Tamale was shot dead outside his mother’s gate(L) Tamale’s was once
attacked by robbers at his former workplace(R)
 
Parents’ plea
Zawedde says her son was calm and generous to everyone, and had no grudge with anybody. 
“Tamale had no girlfriend, no baby or wife that he could be killed because of love affairs.
 
“He would tell me that he was working in danger. Following the first attacks, we restricted Tamale from moving with big sums of money,” Zawedde says.
 
“My prayer is that the Police carries out its investigations in time and lets us know who was behind Tamale’s death,” Tamale’s father  says.
 

Was the murder work -related?
Nelson Mpande, Tamale’s brother, said he (Tamale) had received death threats at his workplace.

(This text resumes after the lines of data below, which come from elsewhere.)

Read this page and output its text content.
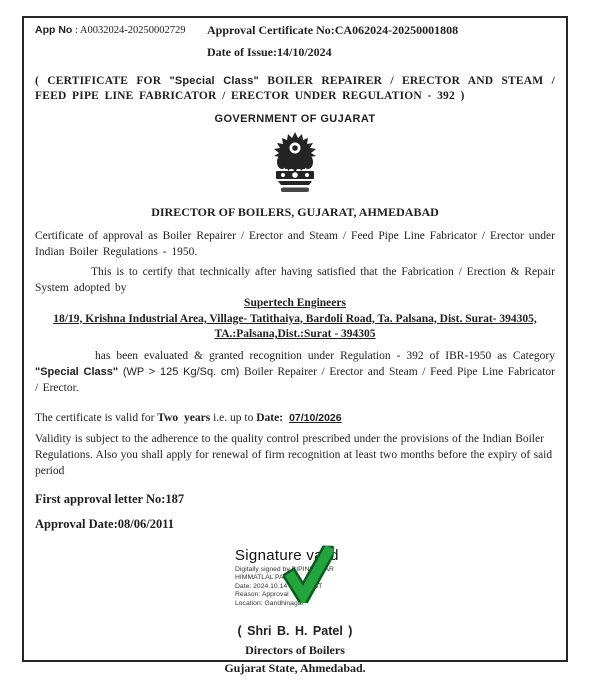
App No : A0032024-20250002729	Approval Certificate No:CA062024-20250001808
Date of Issue:14/10/2024

( CERTIFICATE FOR "Special Class" BOILER REPAIRER / ERECTOR AND STEAM / FEED PIPE LINE FABRICATOR / ERECTOR UNDER REGULATION - 392 )

GOVERNMENT OF GUJARAT
DIRECTOR OF BOILERS, GUJARAT, AHMEDABAD

Certificate of approval as Boiler Repairer / Erector and Steam / Feed Pipe Line Fabricator / Erector under Indian Boiler Regulations - 1950.

This is to certify that technically after having satisfied that the Fabrication / Erection & Repair System adopted by

Supertech Engineers
18/19, Krishna Industrial Area, Village- Tatithaiya, Bardoli Road, Ta. Palsana, Dist. Surat- 394305,
TA.:Palsana,Dist.:Surat - 394305

has been evaluated & granted recognition under Regulation - 392 of IBR-1950 as Category "Special Class" (WP > 125 Kg/Sq. cm) Boiler Repairer / Erector and Steam / Feed Pipe Line Fabricator / Erector.

The certificate is valid for Two years i.e. up to Date: 07/10/2026

Validity is subject to the adherence to the quality control prescribed under the provisions of the Indian Boiler Regulations. Also you shall apply for renewal of firm recognition at least two months before the expiry of said period

First approval letter No:187

Approval Date:08/06/2011

Signature valid
Digitally signed by BIPINKUMAR
HIMMATLAL PATEL
Date: 2024.10.14       :07 IST
Reason: Approval
Location: Gandhinagar
( Shri B. H. Patel )
Directors of Boilers
Gujarat State, Ahmedabad.
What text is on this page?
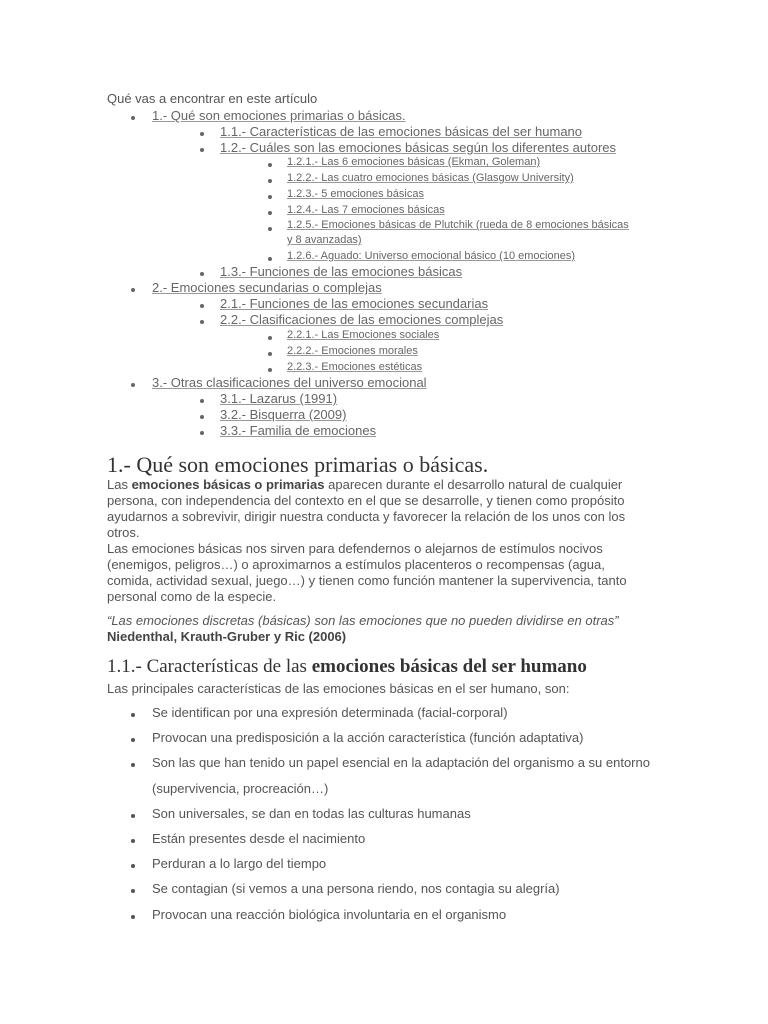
Qué vas a encontrar en este artículo
1.- Qué son emociones primarias o básicas.
1.1.- Características de las emociones básicas del ser humano
1.2.- Cuáles son las emociones básicas según los diferentes autores
1.2.1.- Las 6 emociones básicas (Ekman, Goleman)
1.2.2.- Las cuatro emociones básicas (Glasgow University)
1.2.3.- 5 emociones básicas
1.2.4.- Las 7 emociones básicas
1.2.5.- Emociones básicas de Plutchik (rueda de 8 emociones básicas
y 8 avanzadas)
1.2.6.- Aguado: Universo emocional básico (10 emociones)
1.3.- Funciones de las emociones básicas
2.- Emociones secundarias o complejas
2.1.- Funciones de las emociones secundarias
2.2.- Clasificaciones de las emociones complejas
2.2.1.- Las Emociones sociales
2.2.2.- Emociones morales
2.2.3.- Emociones estéticas
3.- Otras clasificaciones del universo emocional
3.1.- Lazarus (1991)
3.2.- Bisquerra (2009)
3.3.- Familia de emociones
1.- Qué son emociones primarias o básicas.
Las emociones básicas o primarias aparecen durante el desarrollo natural de cualquier persona, con independencia del contexto en el que se desarrolle, y tienen como propósito ayudarnos a sobrevivir, dirigir nuestra conducta y favorecer la relación de los unos con los otros.
Las emociones básicas nos sirven para defendernos o alejarnos de estímulos nocivos (enemigos, peligros…) o aproximarnos a estímulos placenteros o recompensas (agua, comida, actividad sexual, juego…) y tienen como función mantener la supervivencia, tanto personal como de la especie.
“Las emociones discretas (básicas) son las emociones que no pueden dividirse en otras”
Niedenthal, Krauth-Gruber y Ric (2006)
1.1.- Características de las emociones básicas del ser humano
Las principales características de las emociones básicas en el ser humano, son:
Se identifican por una expresión determinada (facial-corporal)
Provocan una predisposición a la acción característica (función adaptativa)
Son las que han tenido un papel esencial en la adaptación del organismo a su entorno
(supervivencia, procreación…)
Son universales, se dan en todas las culturas humanas
Están presentes desde el nacimiento
Perduran a lo largo del tiempo
Se contagian (si vemos a una persona riendo, nos contagia su alegría)
Provocan una reacción biológica involuntaria en el organismo
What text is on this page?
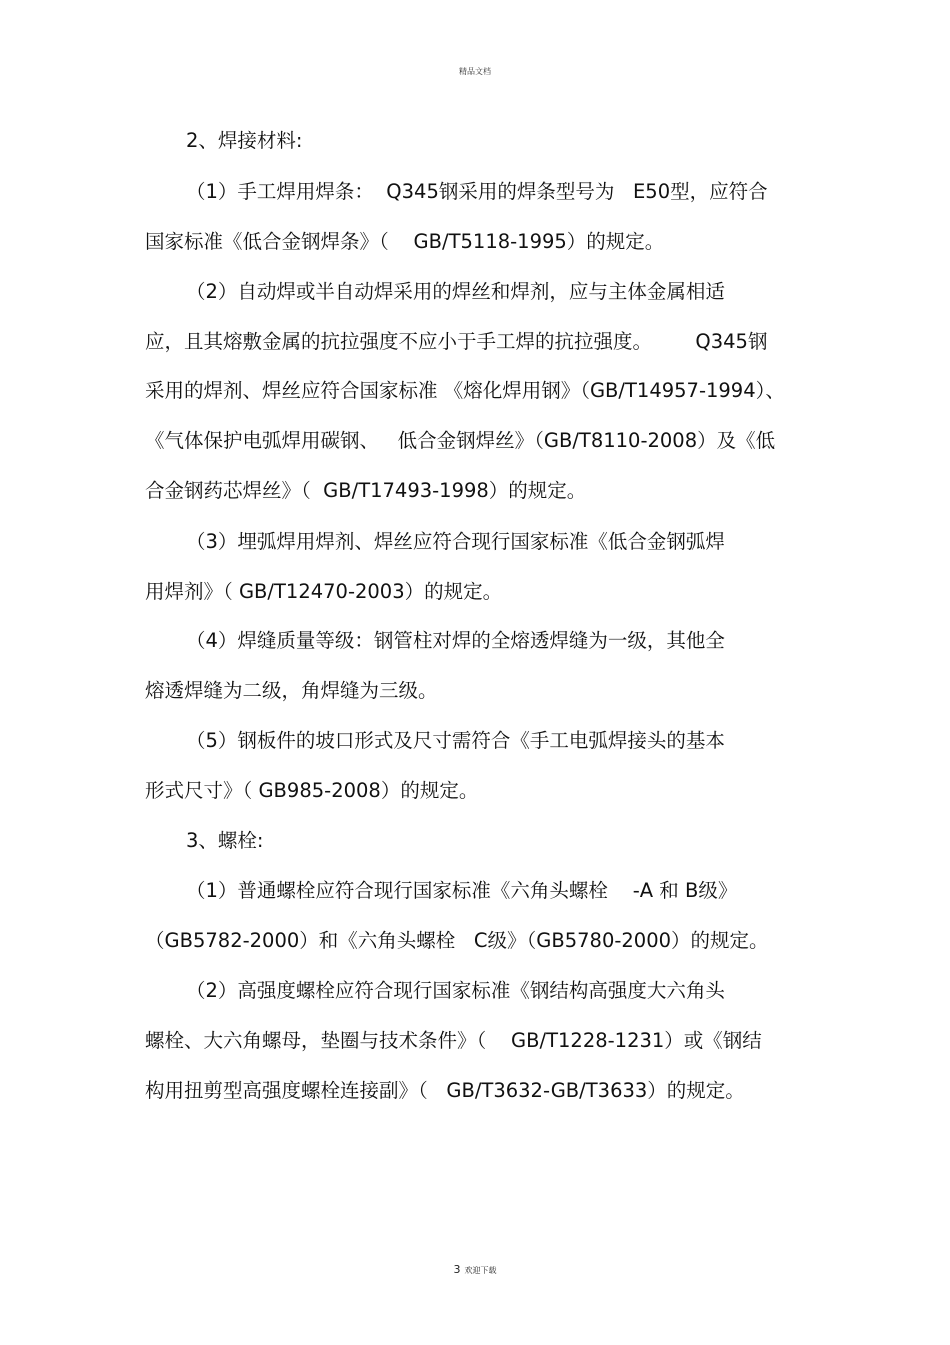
精品文档
2、焊接材料:
（1）手工焊用焊条：  Q345钢采用的焊条型号为   E50型，应符合
国家标准《低合金钢焊条》（    GB/T5118-1995）的规定。
（2）自动焊或半自动焊采用的焊丝和焊剂，应与主体金属相适
应，且其熔敷金属的抗拉强度不应小于手工焊的抗拉强度。       Q345钢
采用的焊剂、焊丝应符合国家标准 《熔化焊用钢》（GB/T14957-1994）、
《气体保护电弧焊用碳钢、   低合金钢焊丝》（GB/T8110-2008）及《低
合金钢药芯焊丝》（  GB/T17493-1998）的规定。
（3）埋弧焊用焊剂、焊丝应符合现行国家标准《低合金钢弧焊
用焊剂》（ GB/T12470-2003）的规定。
（4）焊缝质量等级：钢管柱对焊的全熔透焊缝为一级，其他全
熔透焊缝为二级，角焊缝为三级。
（5）钢板件的坡口形式及尺寸需符合《手工电弧焊接头的基本
形式尺寸》（ GB985-2008）的规定。
3、螺栓:
（1）普通螺栓应符合现行国家标准《六角头螺栓    -A 和 B级》
（GB5782-2000）和《六角头螺栓   C级》（GB5780-2000）的规定。
（2）高强度螺栓应符合现行国家标准《钢结构高强度大六角头
螺栓、大六角螺母，垫圈与技术条件》（    GB/T1228-1231）或《钢结
构用扭剪型高强度螺栓连接副》（   GB/T3632-GB/T3633）的规定。
3 欢迎下载
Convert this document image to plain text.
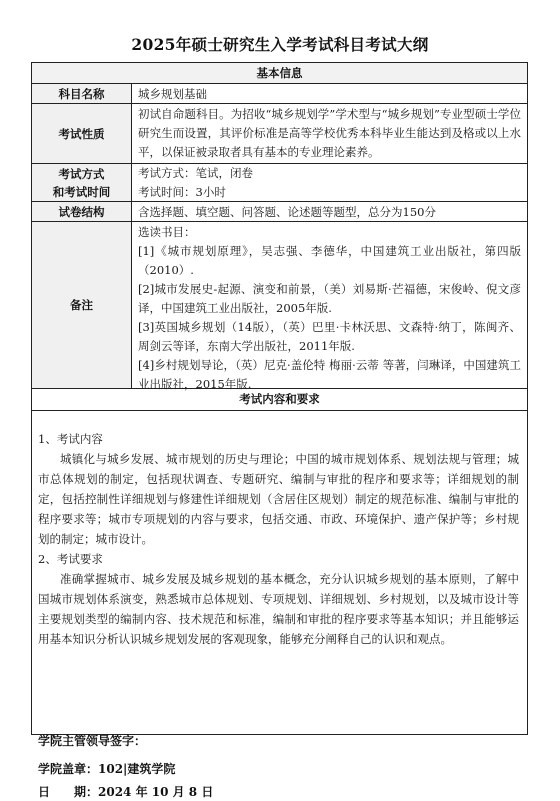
2025年硕士研究生入学考试科目考试大纲
基本信息
科目名称	城乡规划基础
考试性质
初试自命题科目。为招收“城乡规划学”学术型与“城乡规划”专业型硕士学位研究生而设置，其评价标准是高等学校优秀本科毕业生能达到及格或以上水平，以保证被录取者具有基本的专业理论素养。
考试方式
和考试时间
考试方式：笔试，闭卷
考试时间：3小时
试卷结构	含选择题、填空题、问答题、论述题等题型，总分为150分
备注
选读书目：
[1]《城市规划原理》，吴志强、李德华，中国建筑工业出版社，第四版（2010）.
[2]城市发展史-起源、演变和前景，（美）刘易斯·芒福德，宋俊岭、倪文彦译，中国建筑工业出版社，2005年版.
[3]英国城乡规划（14版），（英）巴里·卡林沃思、文森特·纳丁，陈闽齐、周剑云等译，东南大学出版社，2011年版.
[4]乡村规划导论，（英）尼克·盖伦特 梅丽·云蒂 等著，闫琳译，中国建筑工业出版社，2015年版.
考试内容和要求

1、考试内容

城镇化与城乡发展、城市规划的历史与理论；中国的城市规划体系、规划法规与管理；城市总体规划的制定，包括现状调查、专题研究、编制与审批的程序和要求等；详细规划的制定，包括控制性详细规划与修建性详细规划（含居住区规划）制定的规范标准、编制与审批的程序要求等；城市专项规划的内容与要求，包括交通、市政、环境保护、遗产保护等；乡村规划的制定；城市设计。

2、考试要求

准确掌握城市、城乡发展及城乡规划的基本概念，充分认识城乡规划的基本原则，了解中国城市规划体系演变，熟悉城市总体规划、专项规划、详细规划、乡村规划，以及城市设计等主要规划类型的编制内容、技术规范和标准，编制和审批的程序要求等基本知识；并且能够运用基本知识分析认识城乡规划发展的客观现象，能够充分阐释自己的认识和观点。

学院主管领导签字：
学院盖章：102|建筑学院
日　　期：2024 年 10 月 8 日
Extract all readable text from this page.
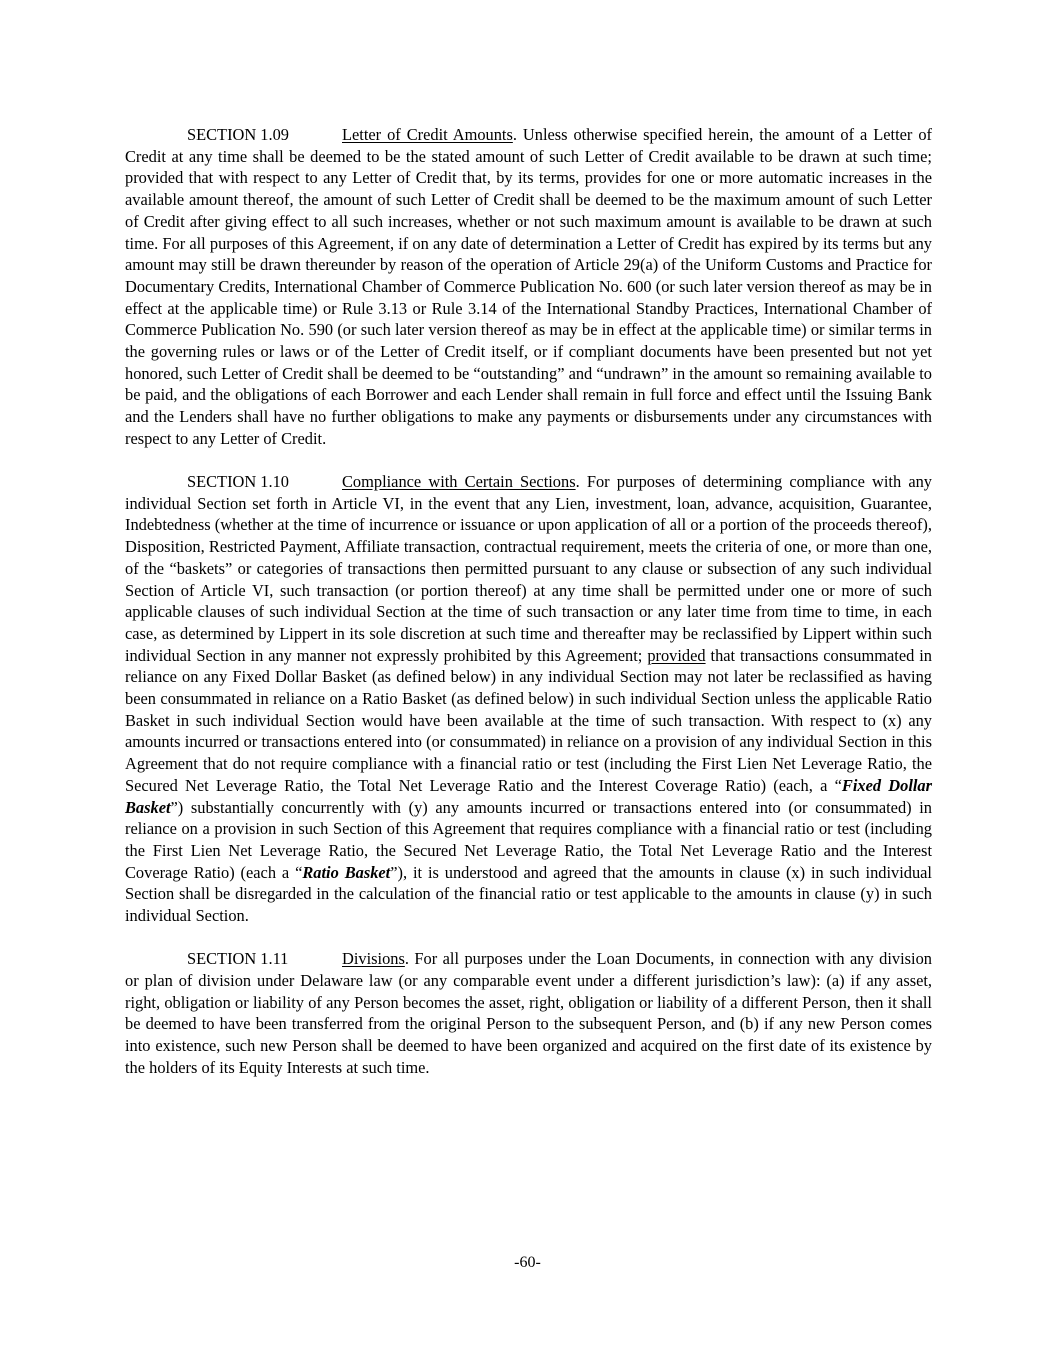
SECTION 1.09	Letter of Credit Amounts. Unless otherwise specified herein, the amount of a Letter of Credit at any time shall be deemed to be the stated amount of such Letter of Credit available to be drawn at such time; provided that with respect to any Letter of Credit that, by its terms, provides for one or more automatic increases in the available amount thereof, the amount of such Letter of Credit shall be deemed to be the maximum amount of such Letter of Credit after giving effect to all such increases, whether or not such maximum amount is available to be drawn at such time. For all purposes of this Agreement, if on any date of determination a Letter of Credit has expired by its terms but any amount may still be drawn thereunder by reason of the operation of Article 29(a) of the Uniform Customs and Practice for Documentary Credits, International Chamber of Commerce Publication No. 600 (or such later version thereof as may be in effect at the applicable time) or Rule 3.13 or Rule 3.14 of the International Standby Practices, International Chamber of Commerce Publication No. 590 (or such later version thereof as may be in effect at the applicable time) or similar terms in the governing rules or laws or of the Letter of Credit itself, or if compliant documents have been presented but not yet honored, such Letter of Credit shall be deemed to be “outstanding” and “undrawn” in the amount so remaining available to be paid, and the obligations of each Borrower and each Lender shall remain in full force and effect until the Issuing Bank and the Lenders shall have no further obligations to make any payments or disbursements under any circumstances with respect to any Letter of Credit.

SECTION 1.10	Compliance with Certain Sections. For purposes of determining compliance with any individual Section set forth in Article VI, in the event that any Lien, investment, loan, advance, acquisition, Guarantee, Indebtedness (whether at the time of incurrence or issuance or upon application of all or a portion of the proceeds thereof), Disposition, Restricted Payment, Affiliate transaction, contractual requirement, meets the criteria of one, or more than one, of the “baskets” or categories of transactions then permitted pursuant to any clause or subsection of any such individual Section of Article VI, such transaction (or portion thereof) at any time shall be permitted under one or more of such applicable clauses of such individual Section at the time of such transaction or any later time from time to time, in each case, as determined by Lippert in its sole discretion at such time and thereafter may be reclassified by Lippert within such individual Section in any manner not expressly prohibited by this Agreement; provided that transactions consummated in reliance on any Fixed Dollar Basket (as defined below) in any individual Section may not later be reclassified as having been consummated in reliance on a Ratio Basket (as defined below) in such individual Section unless the applicable Ratio Basket in such individual Section would have been available at the time of such transaction. With respect to (x) any amounts incurred or transactions entered into (or consummated) in reliance on a provision of any individual Section in this Agreement that do not require compliance with a financial ratio or test (including the First Lien Net Leverage Ratio, the Secured Net Leverage Ratio, the Total Net Leverage Ratio and the Interest Coverage Ratio) (each, a “Fixed Dollar Basket”) substantially concurrently with (y) any amounts incurred or transactions entered into (or consummated) in reliance on a provision in such Section of this Agreement that requires compliance with a financial ratio or test (including the First Lien Net Leverage Ratio, the Secured Net Leverage Ratio, the Total Net Leverage Ratio and the Interest Coverage Ratio) (each a “Ratio Basket”), it is understood and agreed that the amounts in clause (x) in such individual Section shall be disregarded in the calculation of the financial ratio or test applicable to the amounts in clause (y) in such individual Section.

SECTION 1.11	Divisions. For all purposes under the Loan Documents, in connection with any division or plan of division under Delaware law (or any comparable event under a different jurisdiction’s law): (a) if any asset, right, obligation or liability of any Person becomes the asset, right, obligation or liability of a different Person, then it shall be deemed to have been transferred from the original Person to the subsequent Person, and (b) if any new Person comes into existence, such new Person shall be deemed to have been organized and acquired on the first date of its existence by the holders of its Equity Interests at such time.

-60-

“Tamale was first given a bottle of soda which had poison and the security guard at the Ben Kiwanuka branch of Dembelyo Telecom, was his saviour. He refused him to take that soda and when it was examined, they realised it had poison in it,” Mpande says.
 
Tamale was also once robbed at the Mukono branch by robbers who connived with security guards at the shop on a Sunday evening in 2011. They put him at gun point and made away with over sh90m.
 
In that same year on another Sunday evening, security guards put Tamale’s driver at gun point and asked him to take them to his boss. With no option, the driver led them to Tamale’s office, where they stole over sh50m. That time, one of the guards was arrested, but he said other colleagues had already disappeared with the money to Gulu. 
 
“We did not know how the Police concluded this case,” Mpande says. 
Hajji Abas Mugerwa, another brother to Tamale, says after noticing how dangerous Tamale’s work was to his life, they tried to stop him from doing the same job, but he was determined.
 
Eventually, he accepted and was planning to go out of the country for another job. Sources in the Police believe that someone at Tamale’s workplace could have engineered the attack.
 
“It is possible that somebody who saw or knew the deceased’s nature of work and that he moved with money, could have planned the killing,” a source says. 
 
They believe that if it was the work of an insider, that person knew what time the deceased left on that day and alerted the killers in-wait at his mother’s gate.